Another key aim for Quirkos was to have proper multi-platform support. By that, I mean that it doesn't matter if you are using a desktop or laptop running Windows, a Mac, Linux, or a tablet, Quirkos is the same across them all. You can swap files between different operating systems without needing to convert them, and the interface is the same for everyone. Magic!
This seems like such a simple goal, but Quirkos will be the first qualitative analysis package to acheive this, and it's something that has not been good enough for far too long. It's been a real pain when team members have different computers, and people can't share their data and files.
While it's great that some of the big players are finally releasing Mac versions of their software, these have different interfaces to learn, have less features, and can't talk seamlessly with the Windows versions. Quirkos says: it shouldn't matter. You can pick up an Android tablet right now, and send your Quirkos file to a collegue using a Mac or Windows computer, and explore it using the same interface: an interface that is visual and intuitive, where you don't need to learn any technical query languages, or computer jargon.
Finally, qualitative data analysis shouldn't require the most powerful computer your department can afford, with as much RAM as you can fit in it. The header in the image above shows Quirkos purring away on an old 2008 netbook (!) running XP, and it still searches faster than certain other qualitative analysis software running on my Quad-core, desktop PC with 8GB of RAM.
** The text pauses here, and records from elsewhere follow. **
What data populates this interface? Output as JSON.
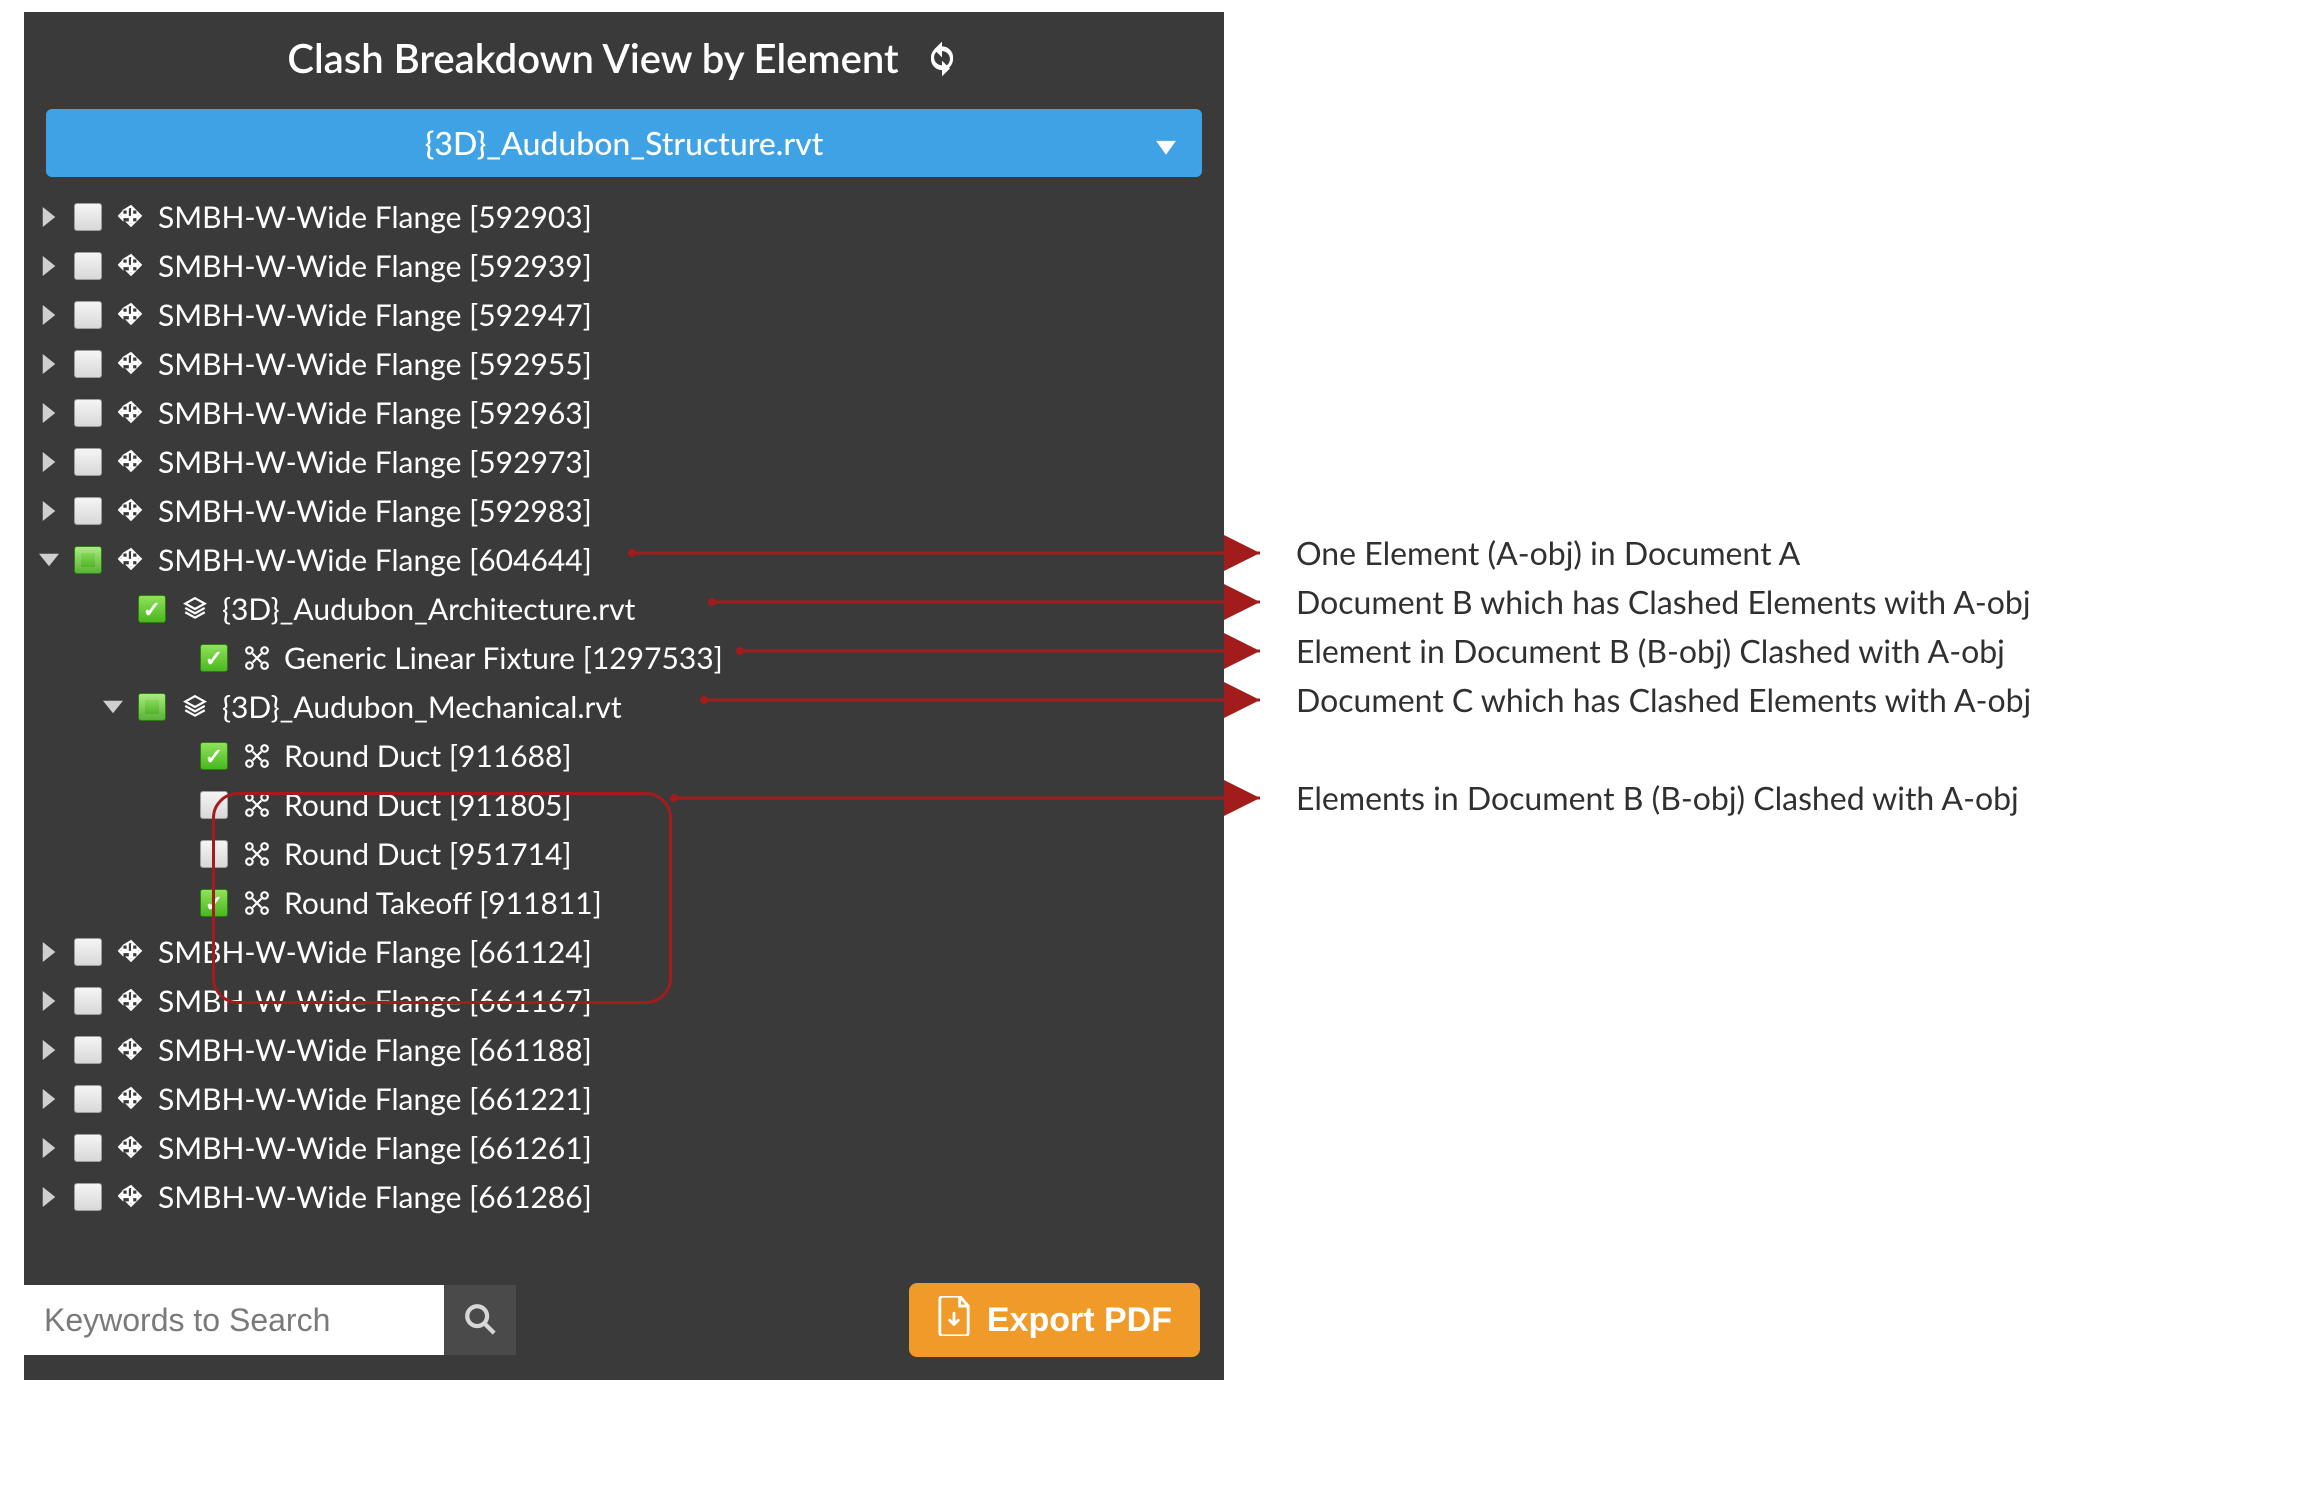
{
  "colors": {
    "panelBg": "#3a3a3a",
    "accent": "#3ea2e5",
    "export": "#f09a2a",
    "arrow": "#a21c1c"
  },
  "header": {
    "title": "Clash Breakdown View by Element",
    "refreshIcon": "refresh"
  },
  "dropdown": {
    "selected": "{3D}_Audubon_Structure.rvt"
  },
  "search": {
    "placeholder": "Keywords to Search",
    "value": ""
  },
  "export": {
    "label": "Export PDF"
  },
  "tree": [
    {
      "lvl": 0,
      "toggle": "closed",
      "check": "unchecked",
      "icon": "move",
      "label": "SMBH-W-Wide Flange [592903]"
    },
    {
      "lvl": 0,
      "toggle": "closed",
      "check": "unchecked",
      "icon": "move",
      "label": "SMBH-W-Wide Flange [592939]"
    },
    {
      "lvl": 0,
      "toggle": "closed",
      "check": "unchecked",
      "icon": "move",
      "label": "SMBH-W-Wide Flange [592947]"
    },
    {
      "lvl": 0,
      "toggle": "closed",
      "check": "unchecked",
      "icon": "move",
      "label": "SMBH-W-Wide Flange [592955]"
    },
    {
      "lvl": 0,
      "toggle": "closed",
      "check": "unchecked",
      "icon": "move",
      "label": "SMBH-W-Wide Flange [592963]"
    },
    {
      "lvl": 0,
      "toggle": "closed",
      "check": "unchecked",
      "icon": "move",
      "label": "SMBH-W-Wide Flange [592973]"
    },
    {
      "lvl": 0,
      "toggle": "closed",
      "check": "unchecked",
      "icon": "move",
      "label": "SMBH-W-Wide Flange [592983]"
    },
    {
      "lvl": 0,
      "toggle": "open",
      "check": "mixed",
      "icon": "move",
      "label": "SMBH-W-Wide Flange [604644]",
      "annot": 0
    },
    {
      "lvl": 1,
      "toggle": "blank",
      "check": "checked",
      "icon": "stack",
      "label": "{3D}_Audubon_Architecture.rvt",
      "annot": 1
    },
    {
      "lvl": 2,
      "toggle": "blank",
      "check": "checked",
      "icon": "burst",
      "label": "Generic Linear Fixture [1297533]",
      "annot": 2
    },
    {
      "lvl": 1,
      "toggle": "open",
      "check": "mixed",
      "icon": "stack",
      "label": "{3D}_Audubon_Mechanical.rvt",
      "annot": 3
    },
    {
      "lvl": 2,
      "toggle": "blank",
      "check": "checked",
      "icon": "burst",
      "label": "Round Duct [911688]"
    },
    {
      "lvl": 2,
      "toggle": "blank",
      "check": "unchecked",
      "icon": "burst",
      "label": "Round Duct [911805]",
      "annot": 4
    },
    {
      "lvl": 2,
      "toggle": "blank",
      "check": "unchecked",
      "icon": "burst",
      "label": "Round Duct [951714]"
    },
    {
      "lvl": 2,
      "toggle": "blank",
      "check": "checked",
      "icon": "burst",
      "label": "Round Takeoff [911811]"
    },
    {
      "lvl": 0,
      "toggle": "closed",
      "check": "unchecked",
      "icon": "move",
      "label": "SMBH-W-Wide Flange [661124]"
    },
    {
      "lvl": 0,
      "toggle": "closed",
      "check": "unchecked",
      "icon": "move",
      "label": "SMBH-W-Wide Flange [661167]"
    },
    {
      "lvl": 0,
      "toggle": "closed",
      "check": "unchecked",
      "icon": "move",
      "label": "SMBH-W-Wide Flange [661188]"
    },
    {
      "lvl": 0,
      "toggle": "closed",
      "check": "unchecked",
      "icon": "move",
      "label": "SMBH-W-Wide Flange [661221]"
    },
    {
      "lvl": 0,
      "toggle": "closed",
      "check": "unchecked",
      "icon": "move",
      "label": "SMBH-W-Wide Flange [661261]"
    },
    {
      "lvl": 0,
      "toggle": "closed",
      "check": "unchecked",
      "icon": "move",
      "label": "SMBH-W-Wide Flange [661286]"
    }
  ],
  "annotations": [
    {
      "text": "One Element (A-obj) in Document A",
      "rowIndex": 7,
      "tailX": 608
    },
    {
      "text": "Document B which has Clashed Elements with A-obj",
      "rowIndex": 8,
      "tailX": 688
    },
    {
      "text": "Element in Document B (B-obj) Clashed with A-obj",
      "rowIndex": 9,
      "tailX": 716
    },
    {
      "text": "Document C which has Clashed Elements with A-obj",
      "rowIndex": 10,
      "tailX": 680
    },
    {
      "text": "Elements in Document B (B-obj) Clashed with A-obj",
      "rowIndex": 12,
      "tailX": 650
    }
  ]
}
This is becoming an embarassingly geeky post, but the point is that with Quirkos these stats don't matter anymore. You don't need to worry about what platforms your collegues are using, you can just share with them. And because it works so much faster, it means you can play and with and explore your data in a new way.
Before now, many people I know prefer to do their analysis on paper, and I don't blame them. But finally there is software that just gets out of the way, and puts your data first and formost, regardless of what you have to run it on.